Together these reforms will give families greater confidence, improve accountability and help ensure public funding is delivering value where it matters most, for children and their educators. They build on the legislation this parliament passed in July to expand the Commonwealth's power to publish information about providers that are sanctioned for noncompliance, because transparency drives trust and trust drives quality.
This stands in contrast to those opposite, who failed working families and early childhood educators for years. They ignored chronic underfunding, undervalued educators and left parents with rising fees and little support, because for them it was always about money. It's always about profit, no matter how many people it leaves behind.
Thankfully advocacy groups and unions like the United Workers Union have fought tirelessly to raise standards in the sector, and this government is not just listening; we're acting. We are strengthening transparency, fairness and the quality of care for children right across Australia. In Maribyrnong and across Australia, these changes will mean parents can more easily find and compare information about early learning centres and know that the services caring for the children are meeting high standards.
My community knows all too well what happens when standards slip. We witnessed the horror firsthand earlier this year in early education. Those standards must never be compromised.
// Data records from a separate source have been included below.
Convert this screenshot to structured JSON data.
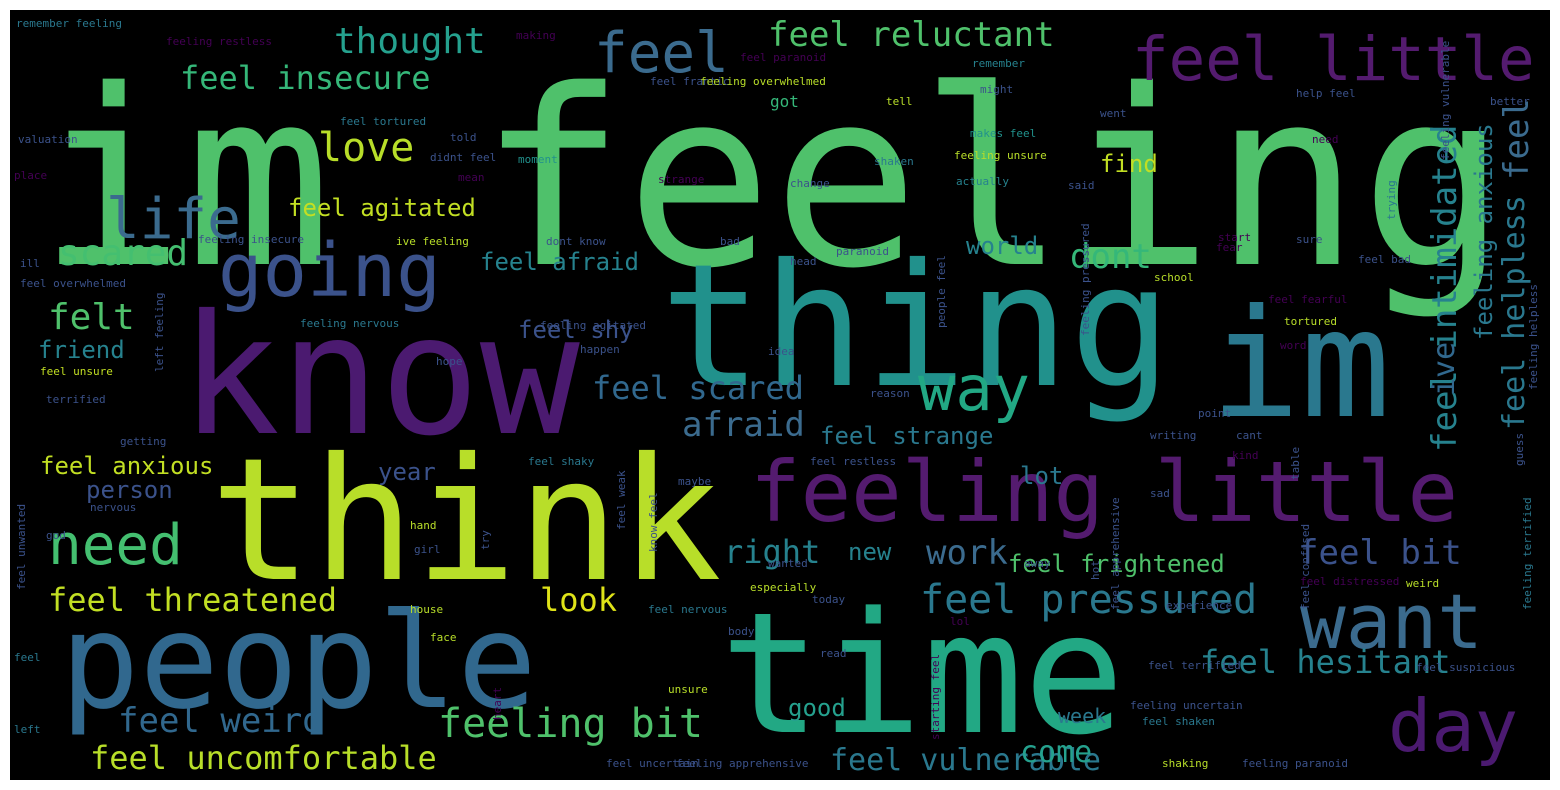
{
  "colors": {
    "background": "#000000",
    "palette": [
      "#440154",
      "#3b528b",
      "#21918c",
      "#5ec962",
      "#fde725"
    ]
  },
  "words": [
    {
      "text": "im feeling",
      "color": "#4fc16b"
    },
    {
      "text": "thing",
      "color": "#21918c"
    },
    {
      "text": "know",
      "color": "#4b1a70"
    },
    {
      "text": "think",
      "color": "#b8de29"
    },
    {
      "text": "im",
      "color": "#2a788e"
    },
    {
      "text": "people",
      "color": "#31688e"
    },
    {
      "text": "time",
      "color": "#22a884"
    },
    {
      "text": "feeling little",
      "color": "#541b6f"
    },
    {
      "text": "feel little",
      "color": "#541b6f"
    },
    {
      "text": "going",
      "color": "#3b528b"
    },
    {
      "text": "want",
      "color": "#3b6b8e"
    },
    {
      "text": "day",
      "color": "#4b1a70"
    },
    {
      "text": "way",
      "color": "#22a884"
    },
    {
      "text": "life",
      "color": "#3b6b8e"
    },
    {
      "text": "feel",
      "color": "#3b6b8e"
    },
    {
      "text": "need",
      "color": "#44bf70"
    },
    {
      "text": "feel reluctant",
      "color": "#4fc16b"
    },
    {
      "text": "thought",
      "color": "#25a18e"
    },
    {
      "text": "feel insecure",
      "color": "#35b779"
    },
    {
      "text": "love",
      "color": "#b8de29"
    },
    {
      "text": "feel agitated",
      "color": "#c2df23"
    },
    {
      "text": "scared",
      "color": "#44bf70"
    },
    {
      "text": "felt",
      "color": "#4fc16b"
    },
    {
      "text": "friend",
      "color": "#26828e"
    },
    {
      "text": "feel afraid",
      "color": "#26828e"
    },
    {
      "text": "feel scared",
      "color": "#31688e"
    },
    {
      "text": "afraid",
      "color": "#3b6b8e"
    },
    {
      "text": "feel strange",
      "color": "#2a788e"
    },
    {
      "text": "feel anxious",
      "color": "#c2df23"
    },
    {
      "text": "person",
      "color": "#3b528b"
    },
    {
      "text": "year",
      "color": "#3b528b"
    },
    {
      "text": "lot",
      "color": "#2a788e"
    },
    {
      "text": "right",
      "color": "#26828e"
    },
    {
      "text": "work",
      "color": "#3b6b8e"
    },
    {
      "text": "new",
      "color": "#26828e"
    },
    {
      "text": "feel frightened",
      "color": "#4fc16b"
    },
    {
      "text": "feel bit",
      "color": "#3b528b"
    },
    {
      "text": "feel pressured",
      "color": "#2a788e"
    },
    {
      "text": "feel threatened",
      "color": "#c2df23"
    },
    {
      "text": "look",
      "color": "#dfe318"
    },
    {
      "text": "feel hesitant",
      "color": "#26828e"
    },
    {
      "text": "feel weird",
      "color": "#31688e"
    },
    {
      "text": "feeling bit",
      "color": "#4fc16b"
    },
    {
      "text": "good",
      "color": "#25a18e"
    },
    {
      "text": "week",
      "color": "#2a788e"
    },
    {
      "text": "feel uncomfortable",
      "color": "#b8de29"
    },
    {
      "text": "feel vulnerable",
      "color": "#2a788e"
    },
    {
      "text": "come",
      "color": "#25a18e"
    },
    {
      "text": "dont",
      "color": "#35b779"
    },
    {
      "text": "world",
      "color": "#26828e"
    },
    {
      "text": "feel shy",
      "color": "#3b528b"
    },
    {
      "text": "feel intimidated",
      "color": "#26828e"
    },
    {
      "text": "feeling anxious",
      "color": "#2a788e"
    },
    {
      "text": "feel helpless",
      "color": "#2a788e"
    },
    {
      "text": "feel",
      "color": "#3b6b8e"
    },
    {
      "text": "ive",
      "color": "#31688e"
    },
    {
      "text": "find",
      "color": "#c2df23"
    },
    {
      "text": "got",
      "color": "#35b779"
    },
    {
      "text": "remember feeling",
      "color": "#2a788e"
    },
    {
      "text": "feeling restless",
      "color": "#440154"
    },
    {
      "text": "making",
      "color": "#440154"
    },
    {
      "text": "feel paranoid",
      "color": "#440154"
    },
    {
      "text": "feel frantic",
      "color": "#3b528b"
    },
    {
      "text": "feeling overwhelmed",
      "color": "#b8de29"
    },
    {
      "text": "remember",
      "color": "#26828e"
    },
    {
      "text": "might",
      "color": "#3b528b"
    },
    {
      "text": "help feel",
      "color": "#3b528b"
    },
    {
      "text": "tell",
      "color": "#b8de29"
    },
    {
      "text": "feel tortured",
      "color": "#2a788e"
    },
    {
      "text": "told",
      "color": "#3b528b"
    },
    {
      "text": "makes feel",
      "color": "#21918c"
    },
    {
      "text": "feeling unsure",
      "color": "#b8de29"
    },
    {
      "text": "actually",
      "color": "#26828e"
    },
    {
      "text": "change",
      "color": "#3b528b"
    },
    {
      "text": "said",
      "color": "#3b528b"
    },
    {
      "text": "shaken",
      "color": "#2a788e"
    },
    {
      "text": "moment",
      "color": "#21918c"
    },
    {
      "text": "mean",
      "color": "#440154"
    },
    {
      "text": "didnt feel",
      "color": "#3b528b"
    },
    {
      "text": "strange",
      "color": "#440154"
    },
    {
      "text": "place",
      "color": "#440154"
    },
    {
      "text": "feeling insecure",
      "color": "#3b528b"
    },
    {
      "text": "ive feeling",
      "color": "#b8de29"
    },
    {
      "text": "dont know",
      "color": "#3b528b"
    },
    {
      "text": "bad",
      "color": "#3b528b"
    },
    {
      "text": "feel overwhelmed",
      "color": "#3b528b"
    },
    {
      "text": "feeling nervous",
      "color": "#2a788e"
    },
    {
      "text": "feeling agitated",
      "color": "#3b528b"
    },
    {
      "text": "feel unsure",
      "color": "#c2df23"
    },
    {
      "text": "terrified",
      "color": "#3b528b"
    },
    {
      "text": "hope",
      "color": "#3b528b"
    },
    {
      "text": "reason",
      "color": "#3b528b"
    },
    {
      "text": "school",
      "color": "#b8de29"
    },
    {
      "text": "tortured",
      "color": "#b8de29"
    },
    {
      "text": "feel fearful",
      "color": "#440154"
    },
    {
      "text": "paranoid",
      "color": "#3b528b"
    },
    {
      "text": "head",
      "color": "#3b528b"
    },
    {
      "text": "start",
      "color": "#440154"
    },
    {
      "text": "sure",
      "color": "#3b528b"
    },
    {
      "text": "fear",
      "color": "#440154"
    },
    {
      "text": "feel restless",
      "color": "#3b528b"
    },
    {
      "text": "feel shaky",
      "color": "#2a788e"
    },
    {
      "text": "maybe",
      "color": "#3b528b"
    },
    {
      "text": "body",
      "color": "#3b528b"
    },
    {
      "text": "feel nervous",
      "color": "#2a788e"
    },
    {
      "text": "feel confused",
      "color": "#3b528b"
    },
    {
      "text": "feel distressed",
      "color": "#440154"
    },
    {
      "text": "weird",
      "color": "#b8de29"
    },
    {
      "text": "feel terrified",
      "color": "#3b528b"
    },
    {
      "text": "feel suspicious",
      "color": "#3b528b"
    },
    {
      "text": "feeling uncertain",
      "color": "#3b528b"
    },
    {
      "text": "feel shaken",
      "color": "#2a788e"
    },
    {
      "text": "feel uncertain",
      "color": "#3b528b"
    },
    {
      "text": "feeling apprehensive",
      "color": "#3b528b"
    },
    {
      "text": "shaking",
      "color": "#b8de29"
    },
    {
      "text": "feeling paranoid",
      "color": "#3b528b"
    },
    {
      "text": "feel apprehensive",
      "color": "#3b528b"
    },
    {
      "text": "face",
      "color": "#b8de29"
    },
    {
      "text": "hand",
      "color": "#b8de29"
    },
    {
      "text": "house",
      "color": "#b8de29"
    },
    {
      "text": "especially",
      "color": "#b8de29"
    },
    {
      "text": "wanted",
      "color": "#3b528b"
    },
    {
      "text": "experience",
      "color": "#3b528b"
    },
    {
      "text": "unsure",
      "color": "#b8de29"
    },
    {
      "text": "read",
      "color": "#3b528b"
    },
    {
      "text": "getting",
      "color": "#3b528b"
    },
    {
      "text": "left",
      "color": "#2a788e"
    },
    {
      "text": "feel",
      "color": "#2a788e"
    },
    {
      "text": "girl",
      "color": "#3b528b"
    },
    {
      "text": "god",
      "color": "#3b528b"
    },
    {
      "text": "nervous",
      "color": "#3b528b"
    },
    {
      "text": "guess",
      "color": "#3b528b"
    },
    {
      "text": "point",
      "color": "#3b528b"
    },
    {
      "text": "writing",
      "color": "#3b528b"
    },
    {
      "text": "cant",
      "color": "#3b528b"
    },
    {
      "text": "kind",
      "color": "#440154"
    },
    {
      "text": "trying",
      "color": "#2a788e"
    },
    {
      "text": "better",
      "color": "#3b528b"
    },
    {
      "text": "word",
      "color": "#440154"
    },
    {
      "text": "happen",
      "color": "#3b528b"
    },
    {
      "text": "idea",
      "color": "#3b528b"
    },
    {
      "text": "valuation",
      "color": "#3b528b"
    },
    {
      "text": "ill",
      "color": "#3b528b"
    },
    {
      "text": "away",
      "color": "#3b528b"
    },
    {
      "text": "feeling vulnerable",
      "color": "#3b528b"
    },
    {
      "text": "feeling helpless",
      "color": "#3b528b"
    },
    {
      "text": "feeling terrified",
      "color": "#2a788e"
    },
    {
      "text": "feeling pressured",
      "color": "#3b528b"
    },
    {
      "text": "left feeling",
      "color": "#3b528b"
    },
    {
      "text": "people feel",
      "color": "#3b528b"
    },
    {
      "text": "know feel",
      "color": "#3b528b"
    },
    {
      "text": "feel weak",
      "color": "#3b528b"
    },
    {
      "text": "feel unwanted",
      "color": "#3b528b"
    },
    {
      "text": "starting feel",
      "color": "#440154"
    },
    {
      "text": "table",
      "color": "#3b528b"
    },
    {
      "text": "hot",
      "color": "#3b528b"
    },
    {
      "text": "heart",
      "color": "#440154"
    },
    {
      "text": "try",
      "color": "#3b528b"
    },
    {
      "text": "went",
      "color": "#3b528b"
    },
    {
      "text": "today",
      "color": "#3b528b"
    },
    {
      "text": "feel bad",
      "color": "#3b528b"
    },
    {
      "text": "lol",
      "color": "#440154"
    },
    {
      "text": "need",
      "color": "#440154"
    },
    {
      "text": "sad",
      "color": "#3b528b"
    },
    {
      "text": "talk",
      "color": "#3b528b"
    },
    {
      "text": "feel",
      "color": "#3b528b"
    },
    {
      "text": "feel",
      "color": "#2a788e"
    },
    {
      "text": "feel",
      "color": "#3b528b"
    },
    {
      "text": "feel",
      "color": "#3b528b"
    }
  ]
}
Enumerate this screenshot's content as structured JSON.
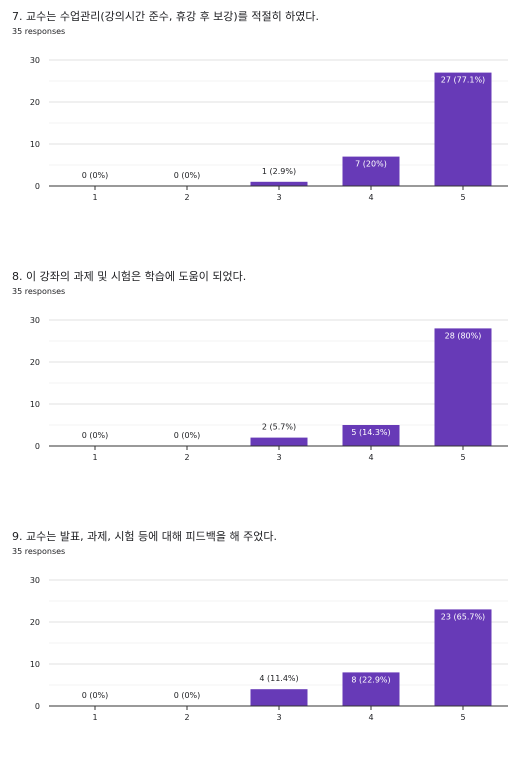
{
  "colors": {
    "bar": "#673ab7",
    "grid": "#e0e0e0",
    "axis": "#333333",
    "label_outside": "#202124",
    "label_inside": "#ffffff"
  },
  "questions": [
    {
      "title": "7. 교수는 수업관리(강의시간 준수, 휴강 후 보강)를 적절히 하였다.",
      "responses": "35 responses"
    },
    {
      "title": "8. 이 강좌의 과제 및 시험은 학습에 도움이 되었다.",
      "responses": "35 responses"
    },
    {
      "title": "9. 교수는 발표, 과제, 시험 등에 대해 피드백을 해 주었다.",
      "responses": "35 responses"
    }
  ],
  "chart_data": [
    {
      "type": "bar",
      "categories": [
        "1",
        "2",
        "3",
        "4",
        "5"
      ],
      "values": [
        0,
        0,
        1,
        7,
        27
      ],
      "data_labels": [
        "0 (0%)",
        "0 (0%)",
        "1 (2.9%)",
        "7 (20%)",
        "27 (77.1%)"
      ],
      "y_ticks": [
        "0",
        "10",
        "20",
        "30"
      ],
      "ylim": [
        0,
        30
      ],
      "grid": true
    },
    {
      "type": "bar",
      "categories": [
        "1",
        "2",
        "3",
        "4",
        "5"
      ],
      "values": [
        0,
        0,
        2,
        5,
        28
      ],
      "data_labels": [
        "0 (0%)",
        "0 (0%)",
        "2 (5.7%)",
        "5 (14.3%)",
        "28 (80%)"
      ],
      "y_ticks": [
        "0",
        "10",
        "20",
        "30"
      ],
      "ylim": [
        0,
        30
      ],
      "grid": true
    },
    {
      "type": "bar",
      "categories": [
        "1",
        "2",
        "3",
        "4",
        "5"
      ],
      "values": [
        0,
        0,
        4,
        8,
        23
      ],
      "data_labels": [
        "0 (0%)",
        "0 (0%)",
        "4 (11.4%)",
        "8 (22.9%)",
        "23 (65.7%)"
      ],
      "y_ticks": [
        "0",
        "10",
        "20",
        "30"
      ],
      "ylim": [
        0,
        30
      ],
      "grid": true
    }
  ]
}
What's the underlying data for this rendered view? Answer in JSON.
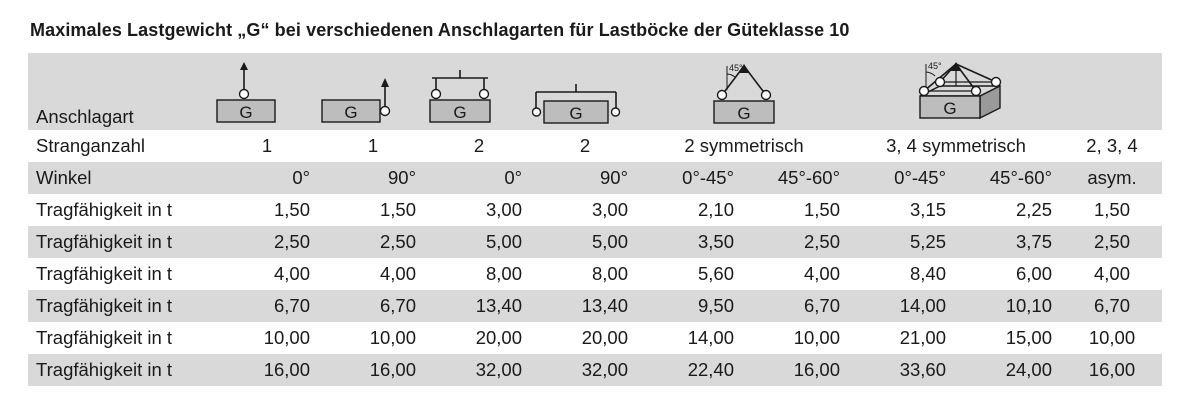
{
  "title": "Maximales Lastgewicht „G“ bei verschiedenen Anschlagarten für Lastböcke der Güteklasse 10",
  "icon_letter": "G",
  "angle_label": "45°",
  "header": {
    "anschlagart": "Anschlagart",
    "icons": [
      "single-vertical-top-icon",
      "single-vertical-side-icon",
      "two-leg-top-spreader-icon",
      "two-leg-side-spreader-icon",
      "two-leg-symmetric-icon",
      "multi-leg-3d-icon"
    ]
  },
  "strangzahl": {
    "label": "Stranganzahl",
    "values": [
      "1",
      "1",
      "2",
      "2",
      "2 symmetrisch",
      "3, 4 symmetrisch",
      "2, 3, 4"
    ]
  },
  "winkel": {
    "label": "Winkel",
    "values": [
      "0°",
      "90°",
      "0°",
      "90°",
      "0°-45°",
      "45°-60°",
      "0°-45°",
      "45°-60°",
      "asym."
    ]
  },
  "rows": [
    {
      "label": "Tragfähigkeit in t",
      "values": [
        "1,50",
        "1,50",
        "3,00",
        "3,00",
        "2,10",
        "1,50",
        "3,15",
        "2,25",
        "1,50"
      ]
    },
    {
      "label": "Tragfähigkeit in t",
      "values": [
        "2,50",
        "2,50",
        "5,00",
        "5,00",
        "3,50",
        "2,50",
        "5,25",
        "3,75",
        "2,50"
      ]
    },
    {
      "label": "Tragfähigkeit in t",
      "values": [
        "4,00",
        "4,00",
        "8,00",
        "8,00",
        "5,60",
        "4,00",
        "8,40",
        "6,00",
        "4,00"
      ]
    },
    {
      "label": "Tragfähigkeit in t",
      "values": [
        "6,70",
        "6,70",
        "13,40",
        "13,40",
        "9,50",
        "6,70",
        "14,00",
        "10,10",
        "6,70"
      ]
    },
    {
      "label": "Tragfähigkeit in t",
      "values": [
        "10,00",
        "10,00",
        "20,00",
        "20,00",
        "14,00",
        "10,00",
        "21,00",
        "15,00",
        "10,00"
      ]
    },
    {
      "label": "Tragfähigkeit in t",
      "values": [
        "16,00",
        "16,00",
        "32,00",
        "32,00",
        "22,40",
        "16,00",
        "33,60",
        "24,00",
        "16,00"
      ]
    }
  ],
  "colors": {
    "row_gray": "#d9d9d9",
    "block_fill": "#bdbdbd",
    "line": "#1a1a1a"
  }
}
For educators, it means a system that better values their work and ensures that the public and policymakers alike have the information they need to keep improving the sector. For families, it helps to give confidence. When parents drop their kids off at early learning, they deserve to know that their children are safe, supported and getting the best start in life.
We know there's still much work to do. Every measure in this bill reflects Labor's values: integrity, transparency, equity and opportunity. We're making our education system fair, high quality and focused on the public good.
We're opening new pathways for First Nations students to study medicine and care for their communities; we're strengthening international education to protect students and our economy; and we're improving accountability in early childhood education, delivering for working families and educators. That's why those of us on this side of the House are here—to take on the tough issues, to make evidence based reforms and to deliver real outcomes for working people and their families.
In my community, people don't just expect quality education; they demand it, because it's deeply woven into Victoria's identity. From pioneering free, secular public education to leading on free kinder and free TAFE, Victorians have always believed learning should be open to everyone. This bill delivers confidence for families in their children's care and learning, new opportunities for First Nations students, stronger protections for international students and greater integrity across the whole system.
That's the Labor difference—fair, practical, people focused reform. We don't just talk about fairness; we deliver it. We don't just value education; we strengthen it.
We don't just promise opportunity; we make it real. I commend the bill to the House.